La silenciosa expedición prosiguió su implacable avance y fue tanto el celo que infundí en mi destacamento que aparecimos en el lugar asignado antes de lo previsto. La alegría henchía el pecho de mis soldados, que pese a estar fatigados por tan ardua caminata, redoblaban su ardor guerrero, sabiéndose parte fundamental de nuestra merecida victoria. Y yo ya me veía promocionado por mi audacia. Tal vez mi señor premiaría mi valor otorgándome un castillo o concediéndome como esposa a alguna de sus concubinas.
Pero mi funesta actuación fue el inicio de nuestra desdicha, pues al acelerar la marcha, aparecimos por flanco, mientras el oponente aún estaba maniobrando, en lugar de irrumpir con sus fuerzas ya enzarzadas en combate.
Inconsciente de mi desgracia, mandé izar los pendones y ordené a mis tropas avanzar y desplegarse en las posiciones adecuadas. Como el enemigo disponía en su reserva de aquel sector de un contingente de caballería, mandé a los nagae yari ashigaru a proteger la derecha de la colina y evitar así cualquier intento de incursión de su caballería. Mis teppō se desplegaron en la cima del promontorio y los yari ashigaru en la ladera de la derecha, en donde se encontraban varios grupos de hostigadores enemigos.
Grande fue el desconcierto entre las huestes enemigas por nuestra sorpresiva aparición. Muchas de sus tropas, al sentirse perdidas, retrocedieron apresuradamente, creando un notable desbarajuste entre sus propias filas. Pero Naitō Masatoyo, su experto comandante, haciéndose cargo inmediatamente de la situación, ordenó las maniobras precisas tendentes a restablecer el frente. Y, puesto que las avanzadillas de clan Ii aún se hallaban algo distantes, una vez superada la sorpresa inicial, se afianzaron en sus posiciones, frenando la acción de mis cansadas tropas y comenzando a acometerlas.
Poco más puedo añadir sobre tan aciaga jornada. Desbaratada la maniobra prevista por mi impulsiva conducta, pude ver como las tropas de mi señor iban cayendo unas tras otras en un vano intento de contactar conmigo. Y el que debió ser un arrollador avance que cortase la retirada, se transformó en un indigno enfrentamiento de suerte indecisa, enzarzados como estaban ambos contingentes en una confusa lucha por la ladera de la colina.

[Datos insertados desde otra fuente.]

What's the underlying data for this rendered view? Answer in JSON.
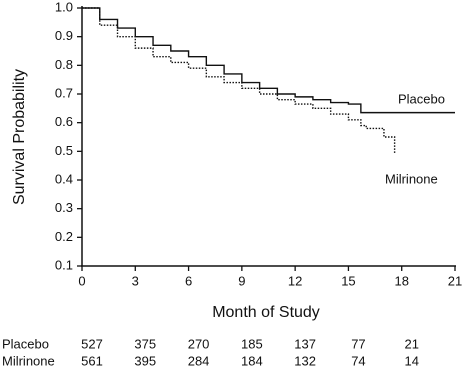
{
  "chart_data": {
    "type": "line",
    "x_label": "Month of Study",
    "y_label": "Survival Probability",
    "x": [
      0,
      1,
      2,
      3,
      4,
      5,
      6,
      7,
      8,
      9,
      10,
      11,
      12,
      13,
      14,
      15,
      15.7,
      16,
      17,
      17.6,
      21
    ],
    "series": [
      {
        "name": "Placebo",
        "color": "#111111",
        "dash": "none",
        "values": [
          1.0,
          0.96,
          0.93,
          0.9,
          0.87,
          0.85,
          0.83,
          0.8,
          0.77,
          0.74,
          0.72,
          0.7,
          0.69,
          0.68,
          0.67,
          0.665,
          0.635,
          0.635,
          0.635,
          0.635,
          0.635
        ]
      },
      {
        "name": "Milrinone",
        "color": "#111111",
        "dash": "1.5,1.5",
        "values": [
          1.0,
          0.94,
          0.9,
          0.86,
          0.83,
          0.81,
          0.79,
          0.76,
          0.74,
          0.72,
          0.7,
          0.68,
          0.665,
          0.65,
          0.63,
          0.61,
          0.59,
          0.58,
          0.55,
          0.49,
          null
        ]
      }
    ],
    "xlim": [
      0,
      21
    ],
    "xticks": [
      0,
      3,
      6,
      9,
      12,
      15,
      18,
      21
    ],
    "ylim": [
      0.1,
      1.0
    ],
    "yticks": [
      {
        "value": 0.1,
        "label": "0.1"
      },
      {
        "value": 0.2,
        "label": "0.2"
      },
      {
        "value": 0.3,
        "label": "0.3"
      },
      {
        "value": 0.4,
        "label": "0.4"
      },
      {
        "value": 0.5,
        "label": "0.5"
      },
      {
        "value": 0.6,
        "label": "0.6"
      },
      {
        "value": 0.7,
        "label": "0.7"
      },
      {
        "value": 0.8,
        "label": "0.8"
      },
      {
        "value": 0.9,
        "label": "0.9"
      },
      {
        "value": 1.0,
        "label": "1.0"
      }
    ],
    "at_risk": {
      "months": [
        0,
        3,
        6,
        9,
        12,
        15,
        18
      ],
      "rows": [
        {
          "name": "Placebo",
          "values": [
            527,
            375,
            270,
            185,
            137,
            77,
            21
          ]
        },
        {
          "name": "Milrinone",
          "values": [
            561,
            395,
            284,
            184,
            132,
            74,
            14
          ]
        }
      ]
    }
  }
}
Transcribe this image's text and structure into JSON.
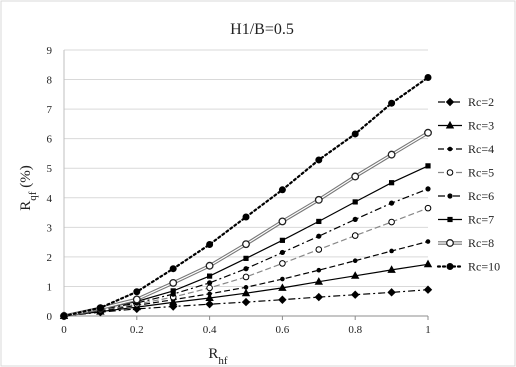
{
  "chart_data": {
    "type": "line",
    "title": "H1/B=0.5",
    "ylabel_main": "R",
    "ylabel_sub": "qf",
    "ylabel_tail": " (%)",
    "xlabel_main": "R",
    "xlabel_sub": "hf",
    "xlim": [
      0,
      1
    ],
    "ylim": [
      0,
      9
    ],
    "xticks": [
      0,
      0.2,
      0.4,
      0.6,
      0.8,
      1
    ],
    "xtick_labels": [
      "0",
      "0.2",
      "0.4",
      "0.6",
      "0.8",
      "1"
    ],
    "yticks": [
      0,
      1,
      2,
      3,
      4,
      5,
      6,
      7,
      8,
      9
    ],
    "ytick_labels": [
      "0",
      "1",
      "2",
      "3",
      "4",
      "5",
      "6",
      "7",
      "8",
      "9"
    ],
    "grid": "horizontal",
    "legend_position": "right",
    "x": [
      0,
      0.1,
      0.2,
      0.3,
      0.4,
      0.5,
      0.6,
      0.7,
      0.8,
      0.9,
      1.0
    ],
    "series": [
      {
        "name": "Rc=2",
        "values": [
          0,
          0.13,
          0.24,
          0.32,
          0.4,
          0.47,
          0.55,
          0.64,
          0.72,
          0.8,
          0.89
        ],
        "marker": "diamond",
        "dash": "dashdot",
        "color": "#000000"
      },
      {
        "name": "Rc=3",
        "values": [
          0,
          0.15,
          0.3,
          0.46,
          0.61,
          0.77,
          0.95,
          1.16,
          1.36,
          1.56,
          1.75
        ],
        "marker": "triangle",
        "dash": "solid",
        "color": "#000000"
      },
      {
        "name": "Rc=4",
        "values": [
          0,
          0.18,
          0.36,
          0.55,
          0.75,
          0.97,
          1.25,
          1.55,
          1.87,
          2.2,
          2.52
        ],
        "marker": "smallcircle",
        "dash": "dash",
        "color": "#000000"
      },
      {
        "name": "Rc=5",
        "values": [
          0,
          0.2,
          0.4,
          0.64,
          0.95,
          1.32,
          1.78,
          2.25,
          2.72,
          3.18,
          3.65
        ],
        "marker": "opencircle",
        "dash": "dash",
        "color": "#888888"
      },
      {
        "name": "Rc=6",
        "values": [
          0,
          0.22,
          0.44,
          0.74,
          1.12,
          1.6,
          2.15,
          2.7,
          3.27,
          3.82,
          4.3
        ],
        "marker": "dot",
        "dash": "dashdot",
        "color": "#000000"
      },
      {
        "name": "Rc=7",
        "values": [
          0,
          0.24,
          0.49,
          0.85,
          1.35,
          1.95,
          2.56,
          3.2,
          3.86,
          4.51,
          5.08
        ],
        "marker": "square",
        "dash": "solid",
        "color": "#000000"
      },
      {
        "name": "Rc=8",
        "values": [
          0,
          0.26,
          0.56,
          1.12,
          1.7,
          2.43,
          3.2,
          3.93,
          4.72,
          5.46,
          6.2
        ],
        "marker": "ringed",
        "dash": "double",
        "color": "#777777"
      },
      {
        "name": "Rc=10",
        "values": [
          0,
          0.28,
          0.82,
          1.6,
          2.42,
          3.35,
          4.27,
          5.28,
          6.16,
          7.2,
          8.07
        ],
        "marker": "bigcircle",
        "dash": "dotted",
        "color": "#000000"
      }
    ]
  }
}
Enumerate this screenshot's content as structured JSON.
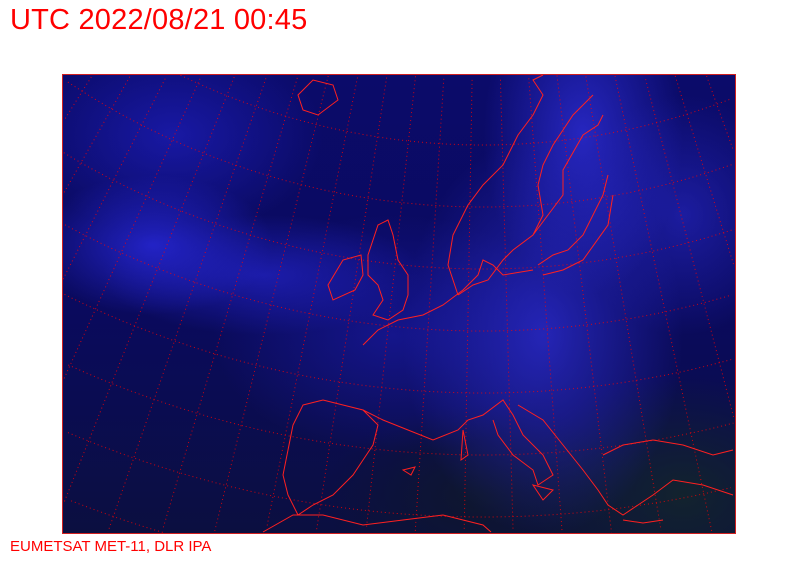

Desde mi atalaya también presenciaba el quebranto de la zona central. Los teppō enemigos vencieron a los nuestros y les arrebataron la colina. Se produjo una incomprensible carga de la caballería de Sakuma Nobumori, que se lanzó contra el centro del despliegue adversario y fue repelida con fiereza. Seguramente su comandante, percibiendo el fatal desenlace, prefirió sucumbir con honor.
Pero aún no era consciente de la magnitud del descalabro de nuestras tropas. Años más tarde, supe que en una suerte de concatenación de fatalidades, Honda Tadakatsu sintió su sector amenazado por la concentración de caballería enemiga, con lo que decidió replegarse a posiciones más estables anclando un extremo de su línea en el bosque de su derecha. Pero esa maniobra fue advertida por un destacamento de la caballería oponente, que, con un fulgurante ataque, desbarató el intento de crear una línea ordenada. Honda Tadakatsu solicitó a Sakuma Nobumori reposicionar ciertas unidades que completasen su frente defensivo, pero el arrogante Sakuma Nobumori le devolvió la cabeza del emisario con una escueta nota: «Jamás», y continuó avanzando de forma alocada. ¿Cómo pretendían vencer unos comandantes que no eran capaces de dominar sus propios impulsos y pasiones?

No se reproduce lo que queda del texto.